Dunque tutto è perduto? L’Italia è destinata a sfinirsi nella sua Grande bouffe e a diventare il più esclusivo ristorante d’Europa? Non è detto. Forse resta un’ombra di speranza, se la politica farà una buona volta la sua parte, procurando tempestive e oculate soluzioni legislative. La cosa migliore a mio parere è una legge suntuaria che regoli il lusso nell’alimentazione stabilendo un tetto massimo per il patrimonio calorico individuale. Ogni cittadino avrà la sua tessera elettronica, nella quale si terrà il conto della calorie consumate giornalmente.
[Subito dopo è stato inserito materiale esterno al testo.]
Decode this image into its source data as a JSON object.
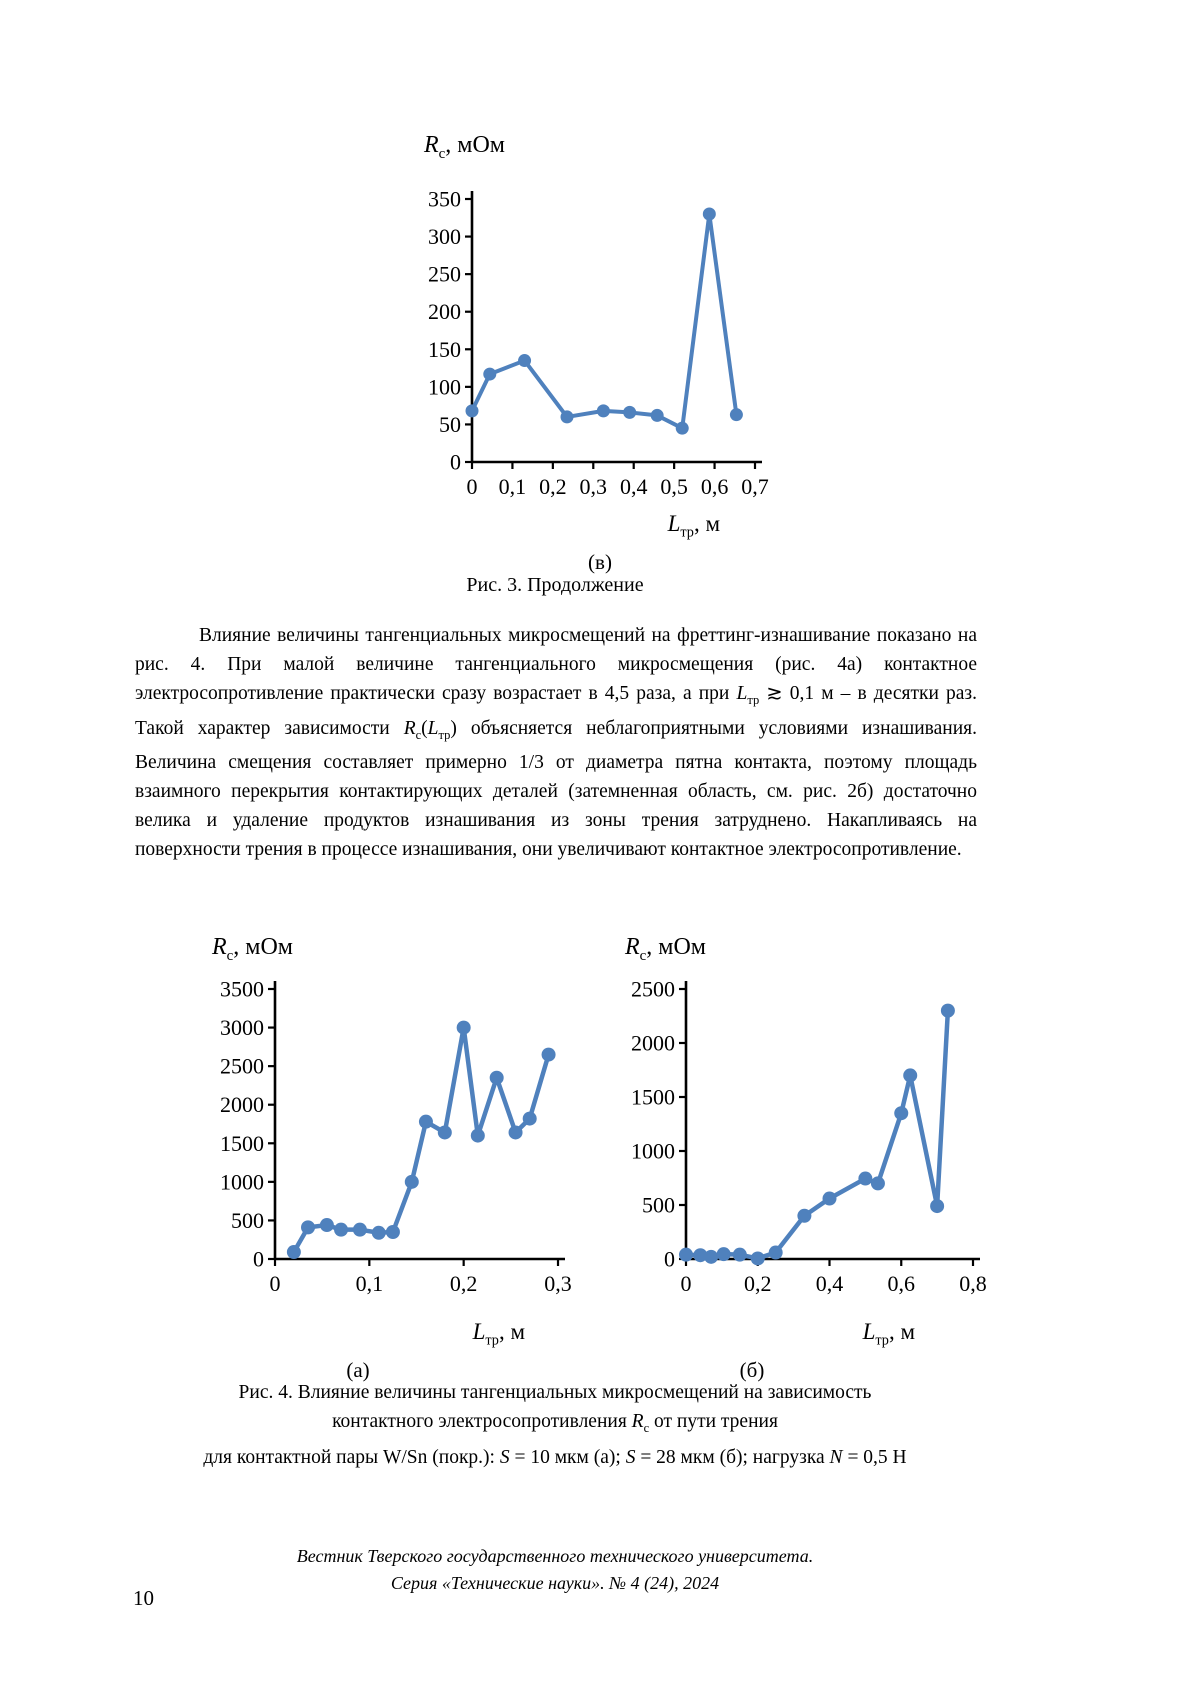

Sarà obbligatorio presentarla al supermercato, al ristorante, al bar e così via, e l’esercente la caricherà di volta in volta con la somma delle calorie corrispondenti ai prodotti acquistati. Chi supera il limite (suggerirei dei bonus per le festività) sarà soggetto a una patrimoniale, e oltre un certo limite sarà escluso dall’esercizio del diritto di voto. In Europa la presenteremo come una legge per la tutela della salute pubblica, legandola a sanzioni per gli irregolari che facciano ricorso all’assistenza sanitaria; ma il vero obiettivo, sia chiaro, sarà un altro: sconfiggere la tirannia del gusto e il letargo da pancia piena che limita la nostra competitività, in modo da liberare nuove energie che potranno essere impiegate proficuamente nella politica, nella ricerca, nell’imprenditoria. Forza dunque, dimostriamo al mondo che anche noi sappiamo mangiare male come i tedeschi, come gli inglesi, come gli svedesi! Alziamoci da tavola una buona volta, e facciamola finita con questo banchetto senza fine e senza profitto.